In a grim fallout from the longest drought in the Amazon rainforest’s recorded history last year, induced in part by climate change, the carcasses of more than 200 river dolphins were found floating on Lake Tefé, which is formed by a tributary of the Amazon River.

Low river levels during the drought heated the water to temperatures that were intolerable for the dolphins, researchers say. Thousands of fish also died in Amazon waterways due to a lack of oxygen in the water.

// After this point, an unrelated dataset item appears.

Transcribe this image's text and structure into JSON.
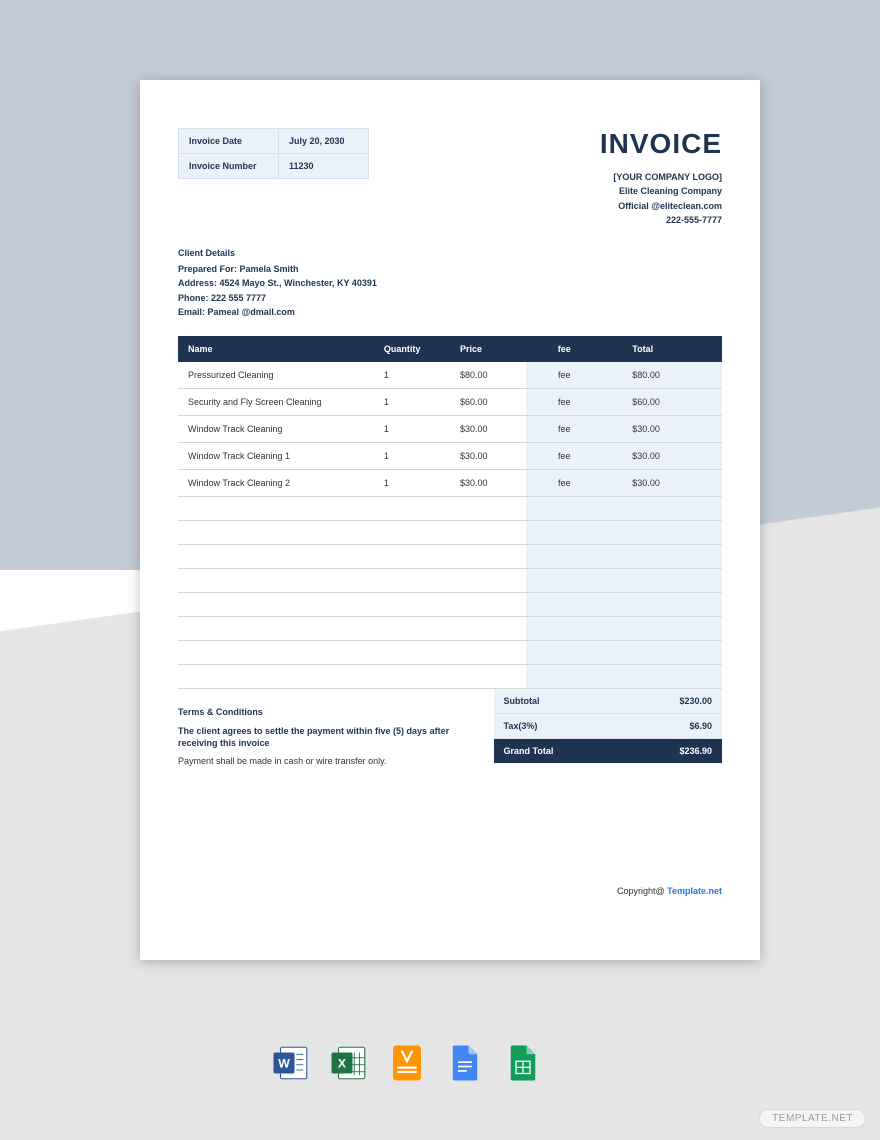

The Amazon river dolphins, many of a striking pink colour, are a unique freshwater species found only in the rivers of South America and are one of a handful of freshwater dolphin species left in the world. Slow reproductive cycles make their populations especially vulnerable to threats.

Marmontel said they hope to establish what caused last year’s deaths before this season’s drought set in as the Amazon dry season begins, so that researchers can react faster.

“We aim to learn more about the health of the dolphins at a time when water levels begin to go down and temperatures start to rise, so we can identify the changes and know whether they are due to higher temperatures or a toxin or pollutant in the water,” she told Reuters.

Marmontel said most of the dolphins that perished last year were in Lake Tefé, a 45-km-wide expanse of water where the dolphins like to be located, just off the Solimoes River.

The lake’s waters reached 40.9 degrees Celsius during the 2023 drought, more than 10 degrees higher than the average for that time of the year. The water is now at 30 degrees Celsius, said Ayan Fleischmann, a geosciences researcher at the Mamirauá Institute.

Environmental activists have blamed the unusual conditions on climate change, which makes droughts and heat waves more likely and severe. The role of global warming in last year’s Amazon drought is unclear, with other factors such as the El Niño weather phenomenon also seen as a factor.